Immigration/International/Violence

Il renvoie ses enfants bagarreurs en Afrique, la Confédération les ramène en Suisse

Lassé du comportement de ses fils, un réfugié les a rapatriés en Afrique. Mais Berne a décidé de les faire revenir.

Combey Gbadjavi, 46 ans, a fui le Togo pour la Suisse en 2006, pour des raisons politiques. Il y a deux ans, il a fait venir ses quatre enfants, afin qu’ils le rejoignent à Welschenrohr (SO). Mais avec ses plus jeunes fils Klaus, 13 ans, et Apollinaire, 15 ans, les problèmes ont été nombreux: «Ils ne faisaient pas leurs devoirs et étaient sans cesse impliqués dans des bagarres. J’étais constamment convoqué à l’école.

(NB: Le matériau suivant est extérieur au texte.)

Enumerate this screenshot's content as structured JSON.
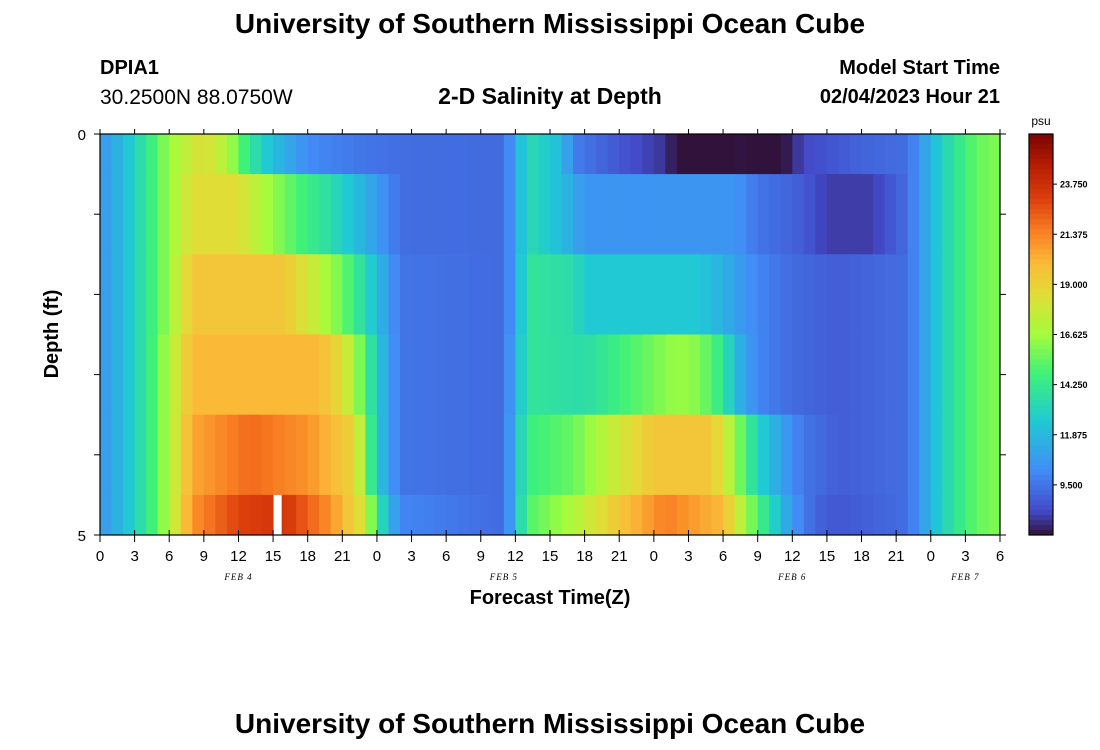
{
  "header": {
    "title": "University of Southern Mississippi Ocean Cube",
    "station_id": "DPIA1",
    "coordinates": "30.2500N  88.0750W",
    "chart_title": "2-D Salinity at Depth",
    "model_start_label": "Model Start Time",
    "model_start_value": "02/04/2023 Hour 21"
  },
  "footer": {
    "title": "University of Southern Mississippi Ocean Cube"
  },
  "chart_data": {
    "type": "heatmap",
    "title": "2-D Salinity at Depth",
    "xlabel": "Forecast Time(Z)",
    "ylabel": "Depth (ft)",
    "x_tick_labels": [
      "0",
      "3",
      "6",
      "9",
      "12",
      "15",
      "18",
      "21",
      "0",
      "3",
      "6",
      "9",
      "12",
      "15",
      "18",
      "21",
      "0",
      "3",
      "6",
      "9",
      "12",
      "15",
      "18",
      "21",
      "0",
      "3",
      "6"
    ],
    "x_hours": [
      0,
      3,
      6,
      9,
      12,
      15,
      18,
      21,
      24,
      27,
      30,
      33,
      36,
      39,
      42,
      45,
      48,
      51,
      54,
      57,
      60,
      63,
      66,
      69,
      72,
      75,
      78
    ],
    "xlim_hours": [
      0,
      78
    ],
    "date_labels": [
      {
        "label": "FEB 4",
        "hour": 12
      },
      {
        "label": "FEB 5",
        "hour": 35
      },
      {
        "label": "FEB 6",
        "hour": 60
      },
      {
        "label": "FEB 7",
        "hour": 75
      }
    ],
    "y_tick_labels": [
      "0",
      "5"
    ],
    "ylim": [
      0,
      5
    ],
    "depth_rows": [
      {
        "depth_range": [
          0,
          0.5
        ],
        "salinity": [
          {
            "h": 0,
            "v": 10.5
          },
          {
            "h": 2,
            "v": 12
          },
          {
            "h": 4,
            "v": 14
          },
          {
            "h": 6,
            "v": 16.5
          },
          {
            "h": 9,
            "v": 18.5
          },
          {
            "h": 11,
            "v": 17
          },
          {
            "h": 13,
            "v": 14
          },
          {
            "h": 15,
            "v": 12
          },
          {
            "h": 18,
            "v": 10.2
          },
          {
            "h": 22,
            "v": 9.6
          },
          {
            "h": 26,
            "v": 9.3
          },
          {
            "h": 35,
            "v": 9.2
          },
          {
            "h": 36,
            "v": 11
          },
          {
            "h": 37,
            "v": 13.5
          },
          {
            "h": 40,
            "v": 12
          },
          {
            "h": 41,
            "v": 9.8
          },
          {
            "h": 45,
            "v": 8.6
          },
          {
            "h": 49,
            "v": 7.8
          },
          {
            "h": 51,
            "v": 6.3
          },
          {
            "h": 52,
            "v": 5.8
          },
          {
            "h": 53,
            "v": 6.5
          },
          {
            "h": 55,
            "v": 7.2
          },
          {
            "h": 59,
            "v": 7
          },
          {
            "h": 61,
            "v": 8.2
          },
          {
            "h": 66,
            "v": 9
          },
          {
            "h": 70,
            "v": 9.3
          },
          {
            "h": 71,
            "v": 10.5
          },
          {
            "h": 73,
            "v": 13
          },
          {
            "h": 76,
            "v": 15.5
          },
          {
            "h": 78,
            "v": 16
          }
        ]
      },
      {
        "depth_range": [
          0.5,
          1.5
        ],
        "salinity": [
          {
            "h": 0,
            "v": 10.5
          },
          {
            "h": 2,
            "v": 12
          },
          {
            "h": 4,
            "v": 14
          },
          {
            "h": 6,
            "v": 16.5
          },
          {
            "h": 8,
            "v": 18.5
          },
          {
            "h": 12,
            "v": 18.5
          },
          {
            "h": 14,
            "v": 17
          },
          {
            "h": 17,
            "v": 15
          },
          {
            "h": 20,
            "v": 13.5
          },
          {
            "h": 23,
            "v": 11.5
          },
          {
            "h": 26,
            "v": 9.3
          },
          {
            "h": 35,
            "v": 9.2
          },
          {
            "h": 36,
            "v": 11
          },
          {
            "h": 37,
            "v": 13.5
          },
          {
            "h": 40,
            "v": 12
          },
          {
            "h": 42,
            "v": 10.5
          },
          {
            "h": 55,
            "v": 10.5
          },
          {
            "h": 57,
            "v": 9.5
          },
          {
            "h": 60,
            "v": 9
          },
          {
            "h": 63,
            "v": 8
          },
          {
            "h": 67,
            "v": 8
          },
          {
            "h": 70,
            "v": 9.3
          },
          {
            "h": 71,
            "v": 10.5
          },
          {
            "h": 73,
            "v": 13
          },
          {
            "h": 76,
            "v": 15.5
          },
          {
            "h": 78,
            "v": 16
          }
        ]
      },
      {
        "depth_range": [
          1.5,
          2.5
        ],
        "salinity": [
          {
            "h": 0,
            "v": 10.5
          },
          {
            "h": 2,
            "v": 12
          },
          {
            "h": 4,
            "v": 14
          },
          {
            "h": 6,
            "v": 16.5
          },
          {
            "h": 8,
            "v": 19.5
          },
          {
            "h": 16,
            "v": 19.5
          },
          {
            "h": 18,
            "v": 18
          },
          {
            "h": 20,
            "v": 16.5
          },
          {
            "h": 22,
            "v": 14.5
          },
          {
            "h": 24,
            "v": 12
          },
          {
            "h": 26,
            "v": 9.5
          },
          {
            "h": 35,
            "v": 9.2
          },
          {
            "h": 36,
            "v": 11
          },
          {
            "h": 37,
            "v": 14
          },
          {
            "h": 41,
            "v": 13.5
          },
          {
            "h": 42,
            "v": 12.5
          },
          {
            "h": 52,
            "v": 12.5
          },
          {
            "h": 55,
            "v": 11
          },
          {
            "h": 57,
            "v": 10
          },
          {
            "h": 60,
            "v": 9.2
          },
          {
            "h": 64,
            "v": 8.8
          },
          {
            "h": 70,
            "v": 9.3
          },
          {
            "h": 71,
            "v": 10.5
          },
          {
            "h": 73,
            "v": 13
          },
          {
            "h": 76,
            "v": 15.5
          },
          {
            "h": 78,
            "v": 16
          }
        ]
      },
      {
        "depth_range": [
          2.5,
          3.5
        ],
        "salinity": [
          {
            "h": 0,
            "v": 10.5
          },
          {
            "h": 2,
            "v": 12
          },
          {
            "h": 4,
            "v": 14
          },
          {
            "h": 6,
            "v": 17
          },
          {
            "h": 8,
            "v": 20
          },
          {
            "h": 19,
            "v": 20
          },
          {
            "h": 21,
            "v": 18.5
          },
          {
            "h": 23,
            "v": 15
          },
          {
            "h": 24,
            "v": 12.5
          },
          {
            "h": 26,
            "v": 9.5
          },
          {
            "h": 35,
            "v": 9.2
          },
          {
            "h": 36,
            "v": 11.5
          },
          {
            "h": 37,
            "v": 14
          },
          {
            "h": 42,
            "v": 13.5
          },
          {
            "h": 46,
            "v": 15
          },
          {
            "h": 50,
            "v": 16.5
          },
          {
            "h": 52,
            "v": 16
          },
          {
            "h": 54,
            "v": 14
          },
          {
            "h": 55,
            "v": 12
          },
          {
            "h": 57,
            "v": 10
          },
          {
            "h": 60,
            "v": 9.2
          },
          {
            "h": 64,
            "v": 8.8
          },
          {
            "h": 70,
            "v": 9.3
          },
          {
            "h": 71,
            "v": 10.5
          },
          {
            "h": 73,
            "v": 13
          },
          {
            "h": 76,
            "v": 15.5
          },
          {
            "h": 78,
            "v": 16
          }
        ]
      },
      {
        "depth_range": [
          3.5,
          4.5
        ],
        "salinity": [
          {
            "h": 0,
            "v": 10.5
          },
          {
            "h": 2,
            "v": 12
          },
          {
            "h": 4,
            "v": 14
          },
          {
            "h": 6,
            "v": 17
          },
          {
            "h": 8,
            "v": 20.5
          },
          {
            "h": 13,
            "v": 22
          },
          {
            "h": 18,
            "v": 21
          },
          {
            "h": 22,
            "v": 19
          },
          {
            "h": 23,
            "v": 16
          },
          {
            "h": 24,
            "v": 12.5
          },
          {
            "h": 26,
            "v": 9.5
          },
          {
            "h": 35,
            "v": 9.2
          },
          {
            "h": 36,
            "v": 12
          },
          {
            "h": 37,
            "v": 14.5
          },
          {
            "h": 41,
            "v": 15.5
          },
          {
            "h": 45,
            "v": 18
          },
          {
            "h": 48,
            "v": 19.5
          },
          {
            "h": 53,
            "v": 19.5
          },
          {
            "h": 55,
            "v": 16.5
          },
          {
            "h": 57,
            "v": 13
          },
          {
            "h": 59,
            "v": 11
          },
          {
            "h": 61,
            "v": 9.5
          },
          {
            "h": 64,
            "v": 8.8
          },
          {
            "h": 70,
            "v": 9.3
          },
          {
            "h": 71,
            "v": 10.5
          },
          {
            "h": 73,
            "v": 13
          },
          {
            "h": 76,
            "v": 15.5
          },
          {
            "h": 78,
            "v": 16
          }
        ]
      },
      {
        "depth_range": [
          4.5,
          5
        ],
        "salinity": [
          {
            "h": 0,
            "v": 10.5
          },
          {
            "h": 2,
            "v": 12
          },
          {
            "h": 4,
            "v": 14
          },
          {
            "h": 6,
            "v": 17
          },
          {
            "h": 8,
            "v": 21
          },
          {
            "h": 12,
            "v": 23
          },
          {
            "h": 16,
            "v": 23.5
          },
          {
            "h": 20,
            "v": 21
          },
          {
            "h": 23,
            "v": 18
          },
          {
            "h": 24,
            "v": 14
          },
          {
            "h": 26,
            "v": 10
          },
          {
            "h": 35,
            "v": 9.2
          },
          {
            "h": 36,
            "v": 12
          },
          {
            "h": 37,
            "v": 15
          },
          {
            "h": 41,
            "v": 17
          },
          {
            "h": 45,
            "v": 19.5
          },
          {
            "h": 49,
            "v": 21.5
          },
          {
            "h": 54,
            "v": 20
          },
          {
            "h": 56,
            "v": 16.5
          },
          {
            "h": 58,
            "v": 13.5
          },
          {
            "h": 60,
            "v": 10.5
          },
          {
            "h": 62,
            "v": 9
          },
          {
            "h": 64,
            "v": 8.6
          },
          {
            "h": 70,
            "v": 9.3
          },
          {
            "h": 71,
            "v": 10.5
          },
          {
            "h": 73,
            "v": 13
          },
          {
            "h": 76,
            "v": 15.5
          },
          {
            "h": 78,
            "v": 16
          }
        ]
      }
    ],
    "missing_cells": [
      {
        "hour": 15,
        "depth_range": [
          4.5,
          5
        ]
      }
    ],
    "colorbar": {
      "unit": "psu",
      "range": [
        7.125,
        26.125
      ],
      "tick_labels": [
        "9.500",
        "11.875",
        "14.250",
        "16.625",
        "19.000",
        "21.375",
        "23.750"
      ],
      "tick_values": [
        9.5,
        11.875,
        14.25,
        16.625,
        19.0,
        21.375,
        23.75
      ]
    }
  }
}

Je n’en pouvais plus», confie le quadragénaire à «Blick». Le père de famille décide, début 2015, de les renvoyer en Afrique, au Bénin, où vit une partie de sa famille.

«Je pensais que là-bas, un avenir leur était promis. Ici, ils ne trouveront jamais d’apprentissage à cause de leur comportement»,

poursuit le Togolais.

Mais après quelques semaines, son téléphone sonne. Au bout du fil, le Département fédéral des affaires étrangères (DFAE), qui lui apprend que ses enfants sont de retour en Suisse. Selon Combey Gbadjavi, ils ont déclaré à l’ambassade qu’ils les avait laissés à la rue en Afrique. Depuis leur retour, payé par le DFAE, les deux ados sont sous la responsabilité de l’Autorité de protection de l’enfant et de l’adulte (APEA).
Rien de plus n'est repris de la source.